On April 1st, magician and debunker James Randi announced the winners of the 2004 Pigasus Awards. The awards are announced via ESP to the winners, who are of course allowed to predict their winning of this honor by precognition. The Flying Pig trophies are sent to the winners via psychokinesis. "We send. If they don’t receive, it’s perhaps due to their lack of PK ability," Randi’s Web site claims. This year, the prizes for 2004 performances go to these lucky folks:
Category #1, to the scientist who said or did the silliest thing related to the supernatural, paranormal or occult: The award goes to Dr. Rogerio Lobo, professor/chairman of the department of obstetrics and gynecology at Columbia University, who co-signed a paper titled, "Does Prayer Influence the Success of in Vitro Fertilization-Embryo Transfer" published in the Journal of Reproductive Medicine (JRM). It was written by Dr. Kwang Cha, once head of Columbia’s fertility center, and a lawyer, Daniel Wirth, who had no medical credentials. The paper, concluded that women in South Korea who had received in vitro fertilization were twice as likely to conceive if they had been prayed for by Christians who were thousands of miles away. Dr. Lobo then revealed that he’d only "reviewed and edited" the material, having been asked to sign it well after the research had already been done and evaluated. Wirth, who has a 20-year legal record of fraud, has now been sentenced to five years in Federal prison for financial improprieties unrelated to the Columbia study. Columbia has quietly withdrawn the name of Dr. Lobo as the lead scientist of the project. The JRM still supports the study, and still carries the paper in their records.
Category #2, to the funding organization that supported the most useless study of a supernatural, paranormal or occult claim: The award goes to the United States Air Force Research Laboratory, who paid $25,000 to Dr. Eric W. Davis at a Las Vegas company called Warp Drive Metrics to study the "conveyance of persons by psychic means" and "transport through extra space dimensions or parallel universes." For their money, the USAF received a 78-page report, "Teleportation Physics Study," a mass of mathematical calculations and diagrams with much dissertation on "wormholes" and "parallel universes." An annual expenditure of some $7 million on this project was recommended by the report, since Warp Drive Metrics concluded that, "We are still very far away from being able to entangle and teleport human beings and bulk inanimate objects."
Category #3, to the media outlet that reported as factual the most outrageous supernatural, paranormal or occult claims: The prize goes to the film "What the [Bleep] Do We Know?", a fantasy docudrama cult hit supposedly about the "nature of reality." More than a dozen scientists, theologians and mystics appear. However, the product placement reveals that among the physicists, neurologists and academics who expound the film’s thesis is "new age" icon J.Z. Knight, who claims to be channeling a 35,000-year-old god/warrior from Atlantis named Ramtha. The films’ producers, writers, directors, and some of the stars are members of the Ramtha School of Enlightenment in Washington State. Several of the scientists are affiliated with Knight’s school, and the film was largely financed by one of Knight’s students. It is still filling theatres all over the world.
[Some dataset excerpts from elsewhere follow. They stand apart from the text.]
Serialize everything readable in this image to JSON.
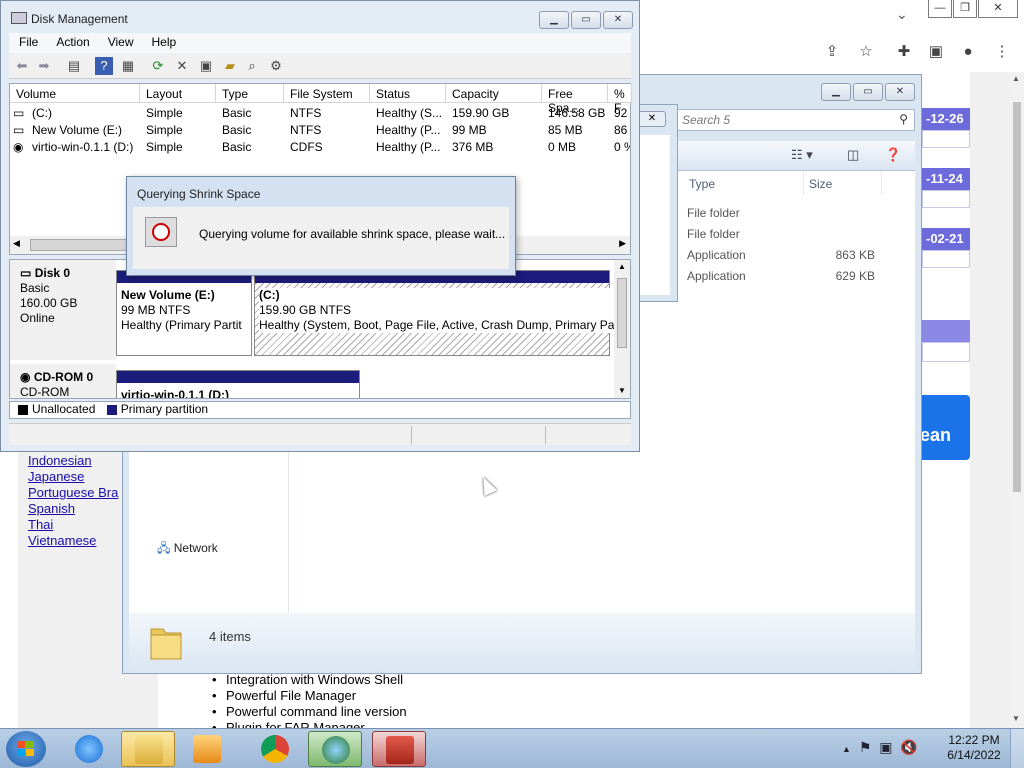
{
  "browser": {
    "controls": {
      "minimize": "—",
      "restore": "❐",
      "close": "✕"
    },
    "toolbar_icons": [
      "share-icon",
      "star-icon",
      "extensions-icon",
      "sidebar-icon",
      "profile-icon",
      "menu-icon"
    ],
    "dates": [
      "-12-26",
      "-11-24",
      "-02-21"
    ],
    "clean_button_partial": "ean",
    "languages": [
      "Indonesian",
      "Japanese",
      "Portuguese Bra",
      "Spanish",
      "Thai",
      "Vietnamese"
    ],
    "features": [
      "Integration with Windows Shell",
      "Powerful File Manager",
      "Powerful command line version",
      "Plugin for FAR Manager"
    ]
  },
  "explorer": {
    "search_placeholder": "Search 5",
    "columns": [
      "Type",
      "Size"
    ],
    "files": [
      {
        "type": "File folder",
        "size": ""
      },
      {
        "type": "File folder",
        "size": ""
      },
      {
        "type": "Application",
        "size": "863 KB"
      },
      {
        "type": "Application",
        "size": "629 KB"
      }
    ],
    "nav_network": "Network",
    "item_count": "4 items"
  },
  "disk_mgmt": {
    "title": "Disk Management",
    "menu": [
      "File",
      "Action",
      "View",
      "Help"
    ],
    "columns": [
      "Volume",
      "Layout",
      "Type",
      "File System",
      "Status",
      "Capacity",
      "Free Spa...",
      "% F"
    ],
    "volumes": [
      {
        "volume": "(C:)",
        "layout": "Simple",
        "type": "Basic",
        "fs": "NTFS",
        "status": "Healthy (S...",
        "capacity": "159.90 GB",
        "free": "146.58 GB",
        "pct": "92"
      },
      {
        "volume": "New Volume (E:)",
        "layout": "Simple",
        "type": "Basic",
        "fs": "NTFS",
        "status": "Healthy (P...",
        "capacity": "99 MB",
        "free": "85 MB",
        "pct": "86"
      },
      {
        "volume": "virtio-win-0.1.1 (D:)",
        "layout": "Simple",
        "type": "Basic",
        "fs": "CDFS",
        "status": "Healthy (P...",
        "capacity": "376 MB",
        "free": "0 MB",
        "pct": "0 %"
      }
    ],
    "disk0": {
      "name": "Disk 0",
      "type": "Basic",
      "size": "160.00 GB",
      "state": "Online"
    },
    "part_e": {
      "name": "New Volume  (E:)",
      "size": "99 MB NTFS",
      "status": "Healthy (Primary Partit"
    },
    "part_c": {
      "name": "(C:)",
      "size": "159.90 GB NTFS",
      "status": "Healthy (System, Boot, Page File, Active, Crash Dump, Primary Pa"
    },
    "cdrom": {
      "name": "CD-ROM 0",
      "type": "CD-ROM"
    },
    "part_d": {
      "name": "virtio-win-0.1.1  (D:)"
    },
    "legend": {
      "unallocated": "Unallocated",
      "primary": "Primary partition"
    },
    "colors": {
      "primary": "#1c1c7c",
      "unallocated": "#000000"
    }
  },
  "dialog": {
    "title": "Querying Shrink Space",
    "message": "Querying volume for available shrink space, please wait..."
  },
  "taskbar": {
    "time": "12:22 PM",
    "date": "6/14/2022"
  }
}
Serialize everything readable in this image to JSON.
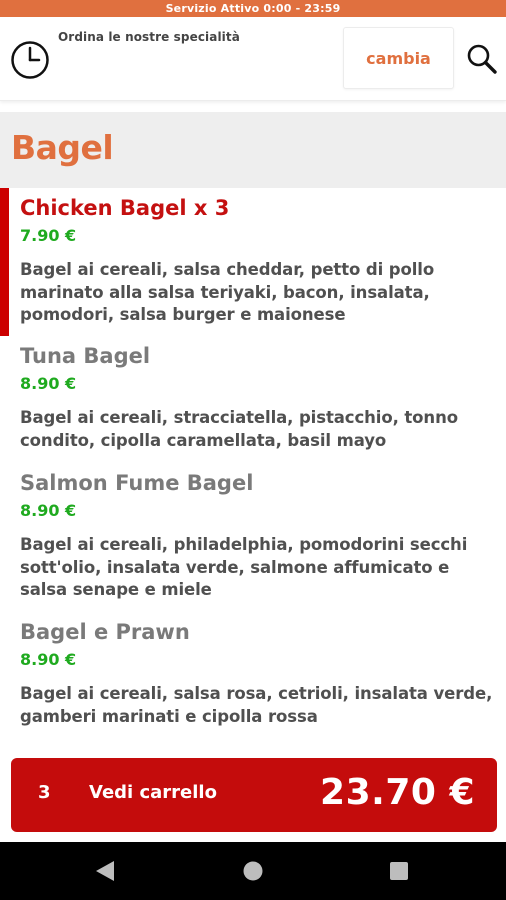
{
  "status_bar": {
    "text": "Servizio Attivo  0:00 - 23:59"
  },
  "header": {
    "order_text": "Ordina le nostre specialità",
    "change_label": "cambia"
  },
  "section": {
    "title": "Bagel"
  },
  "products": [
    {
      "name": "Chicken Bagel x 3",
      "price": "7.90 €",
      "description": "Bagel ai cereali, salsa cheddar, petto di pollo marinato alla salsa teriyaki, bacon, insalata, pomodori, salsa burger e maionese"
    },
    {
      "name": "Tuna Bagel",
      "price": "8.90 €",
      "description": "Bagel ai cereali, stracciatella, pistacchio, tonno condito, cipolla caramellata, basil mayo"
    },
    {
      "name": "Salmon Fume Bagel",
      "price": "8.90 €",
      "description": "Bagel ai cereali, philadelphia, pomodorini secchi sott'olio, insalata verde, salmone affumicato e salsa senape e miele"
    },
    {
      "name": "Bagel e Prawn",
      "price": "8.90 €",
      "description": "Bagel ai cereali, salsa rosa, cetrioli, insalata verde, gamberi marinati e cipolla rossa"
    }
  ],
  "cart": {
    "count": "3",
    "label": "Vedi carrello",
    "total": "23.70 €"
  },
  "colors": {
    "accent_orange": "#e0703f",
    "cart_red": "#c40c0c",
    "selected_red": "#c41010",
    "price_green": "#1faa1f"
  },
  "icons": {
    "clock": "clock-icon",
    "search": "search-icon",
    "back": "back-triangle-icon",
    "home": "home-circle-icon",
    "recent": "recent-square-icon"
  }
}
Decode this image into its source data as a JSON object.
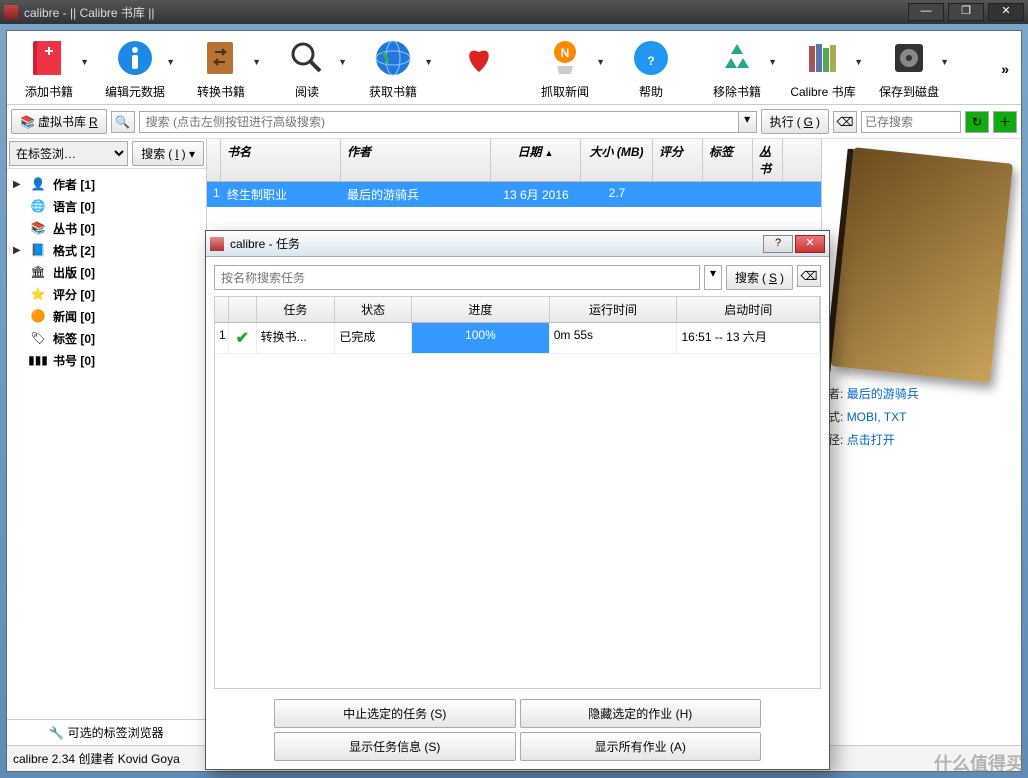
{
  "window": {
    "title": "calibre - || Calibre 书库 ||"
  },
  "toolbar": {
    "add": "添加书籍",
    "edit": "编辑元数据",
    "convert": "转换书籍",
    "read": "阅读",
    "fetch": "获取书籍",
    "news": "抓取新闻",
    "help": "帮助",
    "remove": "移除书籍",
    "library": "Calibre 书库",
    "save": "保存到磁盘"
  },
  "searchbar": {
    "vlib": "虚拟书库",
    "vlib_tag": "R",
    "placeholder": "搜索 (点击左侧按钮进行高级搜索)",
    "go": "执行",
    "go_key": "G",
    "saved": "已存搜索"
  },
  "sidebar": {
    "tag_browse": "在标签浏…",
    "search": "搜索",
    "search_key": "I",
    "items": [
      {
        "label": "作者 [1]"
      },
      {
        "label": "语言 [0]"
      },
      {
        "label": "丛书 [0]"
      },
      {
        "label": "格式 [2]"
      },
      {
        "label": "出版 [0]"
      },
      {
        "label": "评分 [0]"
      },
      {
        "label": "新闻 [0]"
      },
      {
        "label": "标签 [0]"
      },
      {
        "label": "书号 [0]"
      }
    ],
    "footer": "可选的标签浏览器"
  },
  "columns": {
    "title": "书名",
    "author": "作者",
    "date": "日期",
    "size": "大小 (MB)",
    "rating": "评分",
    "tags": "标签",
    "series": "丛书"
  },
  "books": [
    {
      "n": "1",
      "title": "终生制职业",
      "author": "最后的游骑兵",
      "date": "13 6月 2016",
      "size": "2.7"
    }
  ],
  "details": {
    "author_lbl": "者:",
    "author": "最后的游骑兵",
    "format_lbl": "式:",
    "formats": "MOBI, TXT",
    "path_lbl": "径:",
    "path": "点击打开"
  },
  "status": "calibre 2.34 创建者 Kovid Goya",
  "dialog": {
    "title": "calibre - 任务",
    "search_ph": "按名称搜索任务",
    "search": "搜索",
    "search_key": "S",
    "cols": {
      "task": "任务",
      "status": "状态",
      "progress": "进度",
      "runtime": "运行时间",
      "start": "启动时间"
    },
    "jobs": [
      {
        "n": "1",
        "task": "转换书...",
        "status": "已完成",
        "progress": "100%",
        "runtime": "0m 55s",
        "start": "16:51 -- 13 六月"
      }
    ],
    "btns": {
      "stop": "中止选定的任务 (S)",
      "hide": "隐藏选定的作业 (H)",
      "info": "显示任务信息 (S)",
      "showall": "显示所有作业 (A)"
    }
  },
  "watermark": "什么值得买"
}
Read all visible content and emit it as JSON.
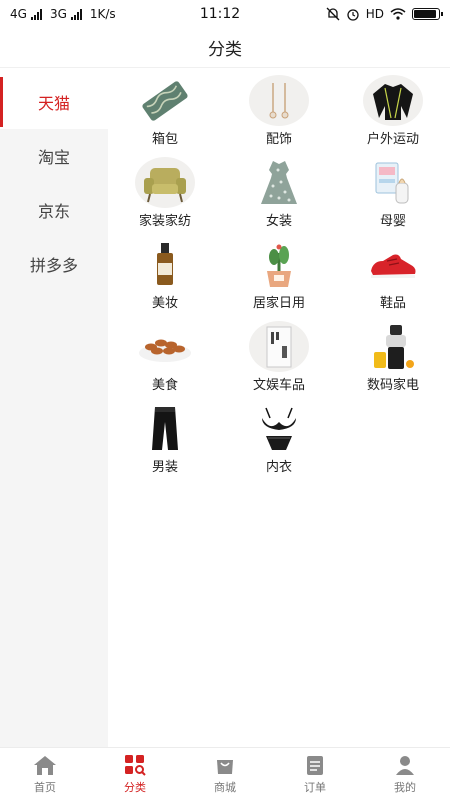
{
  "status_bar": {
    "net1": "4G",
    "net2": "3G",
    "speed": "1K/s",
    "time": "11:12",
    "hd": "HD",
    "battery_level": 0.85
  },
  "header": {
    "title": "分类"
  },
  "sidebar": {
    "items": [
      {
        "label": "天猫",
        "active": true
      },
      {
        "label": "淘宝",
        "active": false
      },
      {
        "label": "京东",
        "active": false
      },
      {
        "label": "拼多多",
        "active": false
      }
    ]
  },
  "categories": [
    {
      "label": "箱包",
      "icon": "bag-icon"
    },
    {
      "label": "配饰",
      "icon": "earrings-icon"
    },
    {
      "label": "户外运动",
      "icon": "sport-shirt-icon"
    },
    {
      "label": "家装家纺",
      "icon": "sofa-chair-icon"
    },
    {
      "label": "女装",
      "icon": "dress-icon"
    },
    {
      "label": "母婴",
      "icon": "baby-bottle-icon"
    },
    {
      "label": "美妆",
      "icon": "cosmetic-bottle-icon"
    },
    {
      "label": "居家日用",
      "icon": "plant-pot-icon"
    },
    {
      "label": "鞋品",
      "icon": "sneaker-icon"
    },
    {
      "label": "美食",
      "icon": "nuts-plate-icon"
    },
    {
      "label": "文娱车品",
      "icon": "book-icon"
    },
    {
      "label": "数码家电",
      "icon": "juicer-icon"
    },
    {
      "label": "男装",
      "icon": "pants-icon"
    },
    {
      "label": "内衣",
      "icon": "lingerie-icon"
    }
  ],
  "tabbar": {
    "items": [
      {
        "label": "首页",
        "icon": "home-icon",
        "active": false
      },
      {
        "label": "分类",
        "icon": "category-icon",
        "active": true
      },
      {
        "label": "商城",
        "icon": "shop-bag-icon",
        "active": false
      },
      {
        "label": "订单",
        "icon": "order-list-icon",
        "active": false
      },
      {
        "label": "我的",
        "icon": "user-icon",
        "active": false
      }
    ]
  },
  "colors": {
    "accent": "#d42222",
    "sidebar_bg": "#f5f5f5",
    "tab_inactive": "#999999"
  }
}
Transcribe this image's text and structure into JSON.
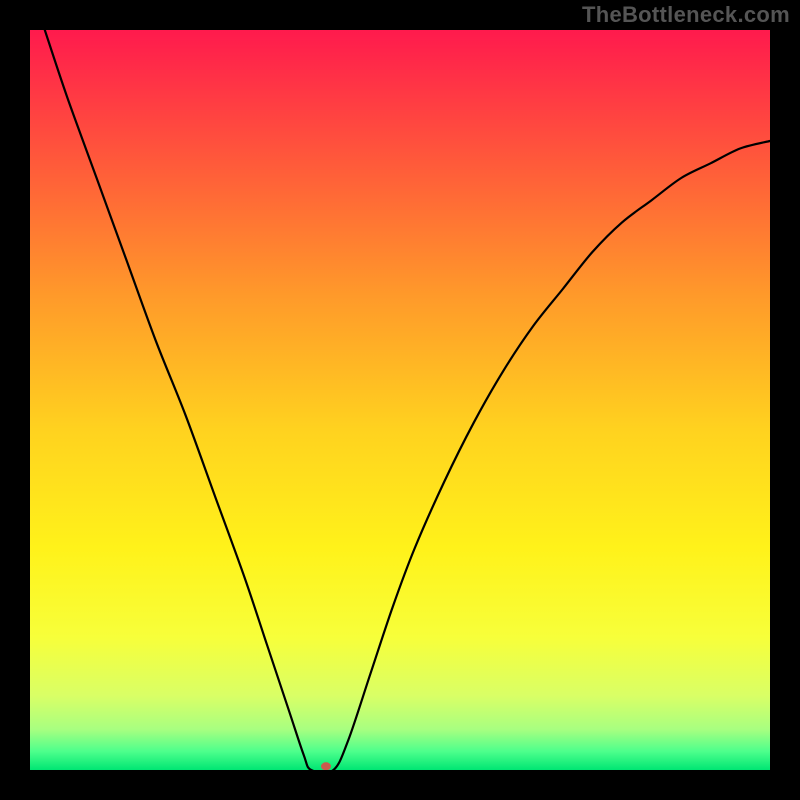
{
  "watermark": "TheBottleneck.com",
  "chart_data": {
    "type": "line",
    "title": "",
    "xlabel": "",
    "ylabel": "",
    "xlim": [
      0,
      100
    ],
    "ylim": [
      0,
      100
    ],
    "grid": false,
    "legend": false,
    "background_gradient_colors_top_to_bottom": [
      "#ff1a4d",
      "#ff5a3a",
      "#ff9a2a",
      "#ffd21f",
      "#fff21a",
      "#f7ff3a",
      "#d9ff66",
      "#a8ff80",
      "#4dff8c",
      "#00e673"
    ],
    "series": [
      {
        "name": "curve",
        "color": "#000000",
        "x": [
          2,
          5,
          9,
          13,
          17,
          21,
          25,
          29,
          32,
          35,
          37,
          38,
          41,
          43,
          46,
          49,
          52,
          56,
          60,
          64,
          68,
          72,
          76,
          80,
          84,
          88,
          92,
          96,
          100
        ],
        "y": [
          100,
          91,
          80,
          69,
          58,
          48,
          37,
          26,
          17,
          8,
          2,
          0,
          0,
          4,
          13,
          22,
          30,
          39,
          47,
          54,
          60,
          65,
          70,
          74,
          77,
          80,
          82,
          84,
          85
        ]
      }
    ],
    "marker": {
      "name": "bottleneck-point",
      "x": 40,
      "y": 0.5,
      "color": "#cc5a4d",
      "rx": 5,
      "ry": 4
    }
  }
}
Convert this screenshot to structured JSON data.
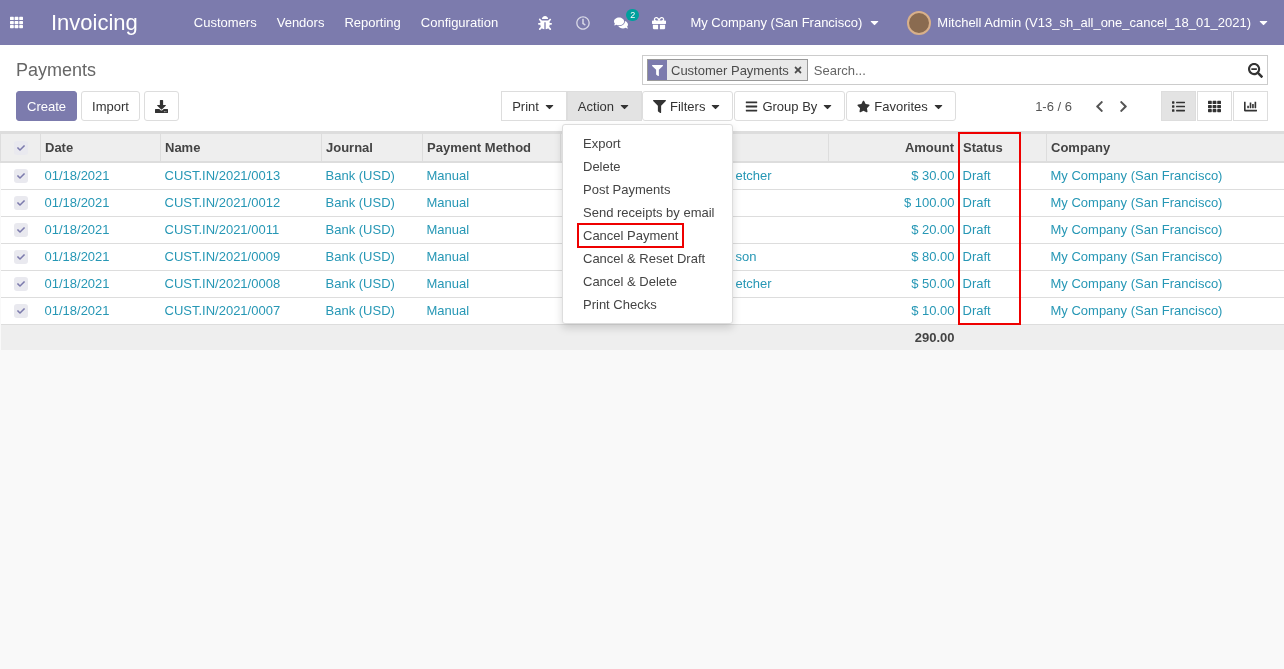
{
  "navbar": {
    "app_title": "Invoicing",
    "menu": [
      "Customers",
      "Vendors",
      "Reporting",
      "Configuration"
    ],
    "message_count": "2",
    "company": "My Company (San Francisco)",
    "user": "Mitchell Admin (V13_sh_all_one_cancel_18_01_2021)"
  },
  "control_panel": {
    "title": "Payments",
    "buttons": [
      {
        "label": "Create",
        "kind": "primary"
      },
      {
        "label": "Import",
        "kind": "secondary"
      },
      {
        "kind": "download"
      }
    ],
    "search": {
      "facet": "Customer Payments",
      "placeholder": "Search..."
    },
    "sidebar_buttons": [
      {
        "label": "Print",
        "selected": false
      },
      {
        "label": "Action",
        "selected": true
      }
    ],
    "search_buttons": [
      {
        "label": "Filters",
        "kind": "filter"
      },
      {
        "label": "Group By",
        "kind": "group"
      },
      {
        "label": "Favorites",
        "kind": "star"
      }
    ],
    "pager": "1-6 / 6",
    "views": [
      {
        "kind": "list",
        "selected": true
      },
      {
        "kind": "kanban",
        "selected": false
      },
      {
        "kind": "graph",
        "selected": false
      }
    ]
  },
  "action_menu": [
    {
      "label": "Export",
      "highlighted": false
    },
    {
      "label": "Delete",
      "highlighted": false
    },
    {
      "label": "Post Payments",
      "highlighted": false
    },
    {
      "label": "Send receipts by email",
      "highlighted": false
    },
    {
      "label": "Cancel Payment",
      "highlighted": true
    },
    {
      "label": "Cancel & Reset Draft",
      "highlighted": false
    },
    {
      "label": "Cancel & Delete",
      "highlighted": false
    },
    {
      "label": "Print Checks",
      "highlighted": false
    }
  ],
  "table": {
    "header_checked": true,
    "columns": [
      {
        "label": "Date",
        "highlighted": false
      },
      {
        "label": "Name",
        "highlighted": false
      },
      {
        "label": "Journal",
        "highlighted": false
      },
      {
        "label": "Payment Method",
        "highlighted": false
      },
      {
        "label": "Amount",
        "highlighted": false
      },
      {
        "label": "Status",
        "highlighted": true
      },
      {
        "label": "Company",
        "highlighted": false
      }
    ],
    "rows": [
      {
        "checked": true,
        "covered_text": "etcher",
        "cells": [
          "01/18/2021",
          "CUST.IN/2021/0013",
          "Bank (USD)",
          "Manual",
          "$ 30.00",
          "Draft",
          "My Company (San Francisco)"
        ]
      },
      {
        "checked": true,
        "cells": [
          "01/18/2021",
          "CUST.IN/2021/0012",
          "Bank (USD)",
          "Manual",
          "$ 100.00",
          "Draft",
          "My Company (San Francisco)"
        ]
      },
      {
        "checked": true,
        "cells": [
          "01/18/2021",
          "CUST.IN/2021/0011",
          "Bank (USD)",
          "Manual",
          "$ 20.00",
          "Draft",
          "My Company (San Francisco)"
        ]
      },
      {
        "checked": true,
        "covered_text": "son",
        "cells": [
          "01/18/2021",
          "CUST.IN/2021/0009",
          "Bank (USD)",
          "Manual",
          "$ 80.00",
          "Draft",
          "My Company (San Francisco)"
        ]
      },
      {
        "checked": true,
        "covered_text": "etcher",
        "cells": [
          "01/18/2021",
          "CUST.IN/2021/0008",
          "Bank (USD)",
          "Manual",
          "$ 50.00",
          "Draft",
          "My Company (San Francisco)"
        ]
      },
      {
        "checked": true,
        "cells": [
          "01/18/2021",
          "CUST.IN/2021/0007",
          "Bank (USD)",
          "Manual",
          "$ 10.00",
          "Draft",
          "My Company (San Francisco)"
        ]
      }
    ],
    "total": "290.00"
  }
}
Category #4, to the "psychic" performer who fooled the greatest number of people with the least talent: This award goes to "that persistently wrong psychic, prophet, seer, and visionary," Sylvia Browne. In July of 2004, Sylvia said that Osama Bin Laden was dead, but a video released three months after that mentioning Bush and Kerry, proved when it was made. Wrong. She also predicted that Saddam Hussein would be found dead before the end of 2003. And in October of 2003 she said that Yellowstone Park would erupt between January and March of 2004. "We could go on and on, but suffice it to say that Ms. Browne easily wins this category," Randi writes.